Complete step by step answer:
Relative velocity is defined as the apparent velocity of an object with respect to the observer. It can be calculated as,
$\Rightarrow {{{\overrightarrow v}_{relative}}} = {{{\overrightarrow v}_{object}}} - {{{\overrightarrow v}_{observer}}} $
Let the velocity of rain be ${{{\overrightarrow v}_R}} $ and that of the man be ${{{\overrightarrow v}_M}} $. So,
$\Rightarrow {{{\overrightarrow v}_R}} = a\hat i + b\hat j$
Speed of rain, $\left| {{{{\overrightarrow v}_R}} } \right| = \sqrt {{a^2} + {b^2}} $
In case one, the rain appears to be vertical, that is the relative velocity only has a $\hat j$ component.

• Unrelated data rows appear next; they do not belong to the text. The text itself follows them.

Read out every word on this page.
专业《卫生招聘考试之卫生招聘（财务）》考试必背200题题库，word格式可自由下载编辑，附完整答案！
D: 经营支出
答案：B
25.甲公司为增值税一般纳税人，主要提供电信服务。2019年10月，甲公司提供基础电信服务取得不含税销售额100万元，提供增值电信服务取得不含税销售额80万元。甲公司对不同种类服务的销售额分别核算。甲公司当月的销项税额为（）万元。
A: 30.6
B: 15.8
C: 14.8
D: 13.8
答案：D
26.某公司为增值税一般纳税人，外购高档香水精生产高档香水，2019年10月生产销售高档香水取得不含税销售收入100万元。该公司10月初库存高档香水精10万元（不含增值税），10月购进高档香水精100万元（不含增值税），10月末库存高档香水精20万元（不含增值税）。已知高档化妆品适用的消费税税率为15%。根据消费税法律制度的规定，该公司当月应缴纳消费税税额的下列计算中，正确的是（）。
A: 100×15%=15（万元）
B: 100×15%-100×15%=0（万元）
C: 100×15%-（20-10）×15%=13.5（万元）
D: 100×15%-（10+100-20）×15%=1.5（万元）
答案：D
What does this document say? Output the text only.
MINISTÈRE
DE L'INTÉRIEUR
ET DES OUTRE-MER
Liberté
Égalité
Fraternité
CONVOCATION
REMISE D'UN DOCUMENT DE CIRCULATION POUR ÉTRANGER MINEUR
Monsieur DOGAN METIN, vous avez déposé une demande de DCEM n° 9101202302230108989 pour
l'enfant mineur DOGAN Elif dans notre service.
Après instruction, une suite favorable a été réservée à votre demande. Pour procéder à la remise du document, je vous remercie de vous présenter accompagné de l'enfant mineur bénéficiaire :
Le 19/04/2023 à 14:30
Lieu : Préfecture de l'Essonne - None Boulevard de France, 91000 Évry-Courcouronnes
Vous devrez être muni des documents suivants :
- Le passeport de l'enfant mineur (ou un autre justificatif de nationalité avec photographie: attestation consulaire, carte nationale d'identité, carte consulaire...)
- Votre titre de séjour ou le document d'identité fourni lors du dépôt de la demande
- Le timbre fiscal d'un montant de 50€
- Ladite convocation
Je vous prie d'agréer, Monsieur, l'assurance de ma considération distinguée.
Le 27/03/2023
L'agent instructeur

So,
$\Rightarrow {{{\overrightarrow v}_m}} = 3\hat i$
The formula for relative velocity is given by;
$\Rightarrow {{{\overrightarrow v}_{rel}}} = {{{\overrightarrow v}_R}} - {{{\overrightarrow v}_M}} $
substituting the values;
$\Rightarrow {{{\overrightarrow v}_{rel}}} = \left( {a\hat i + b\hat j} \right) - 3\hat i$
solving further;
$\Rightarrow {{{\overrightarrow v}_{rel}}} = \left( {a - 3} \right)\hat i - b\hat j$
Since it should only have a $\hat j$ component, the $\hat i$ should be zero. So,
$\Rightarrow a - 3 = 0$
$\Rightarrow a = 3$
In the second case, the velocity of man is increased to $6km/h$ and the rain appears to form an angle of ${45^\circ}$ with the vertical. So,
$\Rightarrow {{{\overrightarrow v}_{rel}}} = {{{\overrightarrow v}_R}} - {{{\overrightarrow v}_M}} $
substitute the values in the above equation;
$\Rightarrow {{{\overrightarrow v}_{rel}}} = \left( {a\hat i + b\hat j} \right) - 6\hat i$
solving further we get;
$\Rightarrow {{{\overrightarrow v}_{rel}}} = \left( {3\hat i + b\hat j} \right) - 6\hat i$
thus, relative velocity can be given by;
$\Rightarrow {{{\overrightarrow v}_{rel}}} = - 3\hat i + b\hat j$
Since the angle it makes with the vertical is ${45^\circ}$. So,
$\Rightarrow \tan \theta = \left| {\dfrac{b}{a}} \right|$
substitute the values;
$\Rightarrow \tan {45^\circ} = \left| {\dfrac{b}{{ - 3}}} \right|$
simplifying further;
$\Rightarrow 1 = \dfrac{b}{3}$
thus,
$\Rightarrow b = 3$
Now to find the speed of the rain,
$\Rightarrow \left| {{{{\overrightarrow v}_R}} } \right| = \sqrt {{a^2} + {b^2}} $
substituting the values;
\[\Rightarrow \left| {{{{\overrightarrow v}_R}} } \right| = \sqrt {{{\left( 3 \right)}^2} + {{\left( 3 \right)}^2}} \]
simplifying further;
$\Rightarrow \left| {{{{\overrightarrow v}_R}} } \right| = \sqrt {18} $
thus, $\left| {{{{\overrightarrow v}_R}} } \right| = 3\sqrt 2 km/h$

Hence, option B is the correct answer.

Note: The horizontal and vertical components of any vectors have $\hat i$ and $\hat j$ as their unit vectors. These are called the orthogonal components of a vector. Their dot product is always zero. Relative velocity is not the real velocity of any object, it’s what it appears to be when the observer is in motion as well.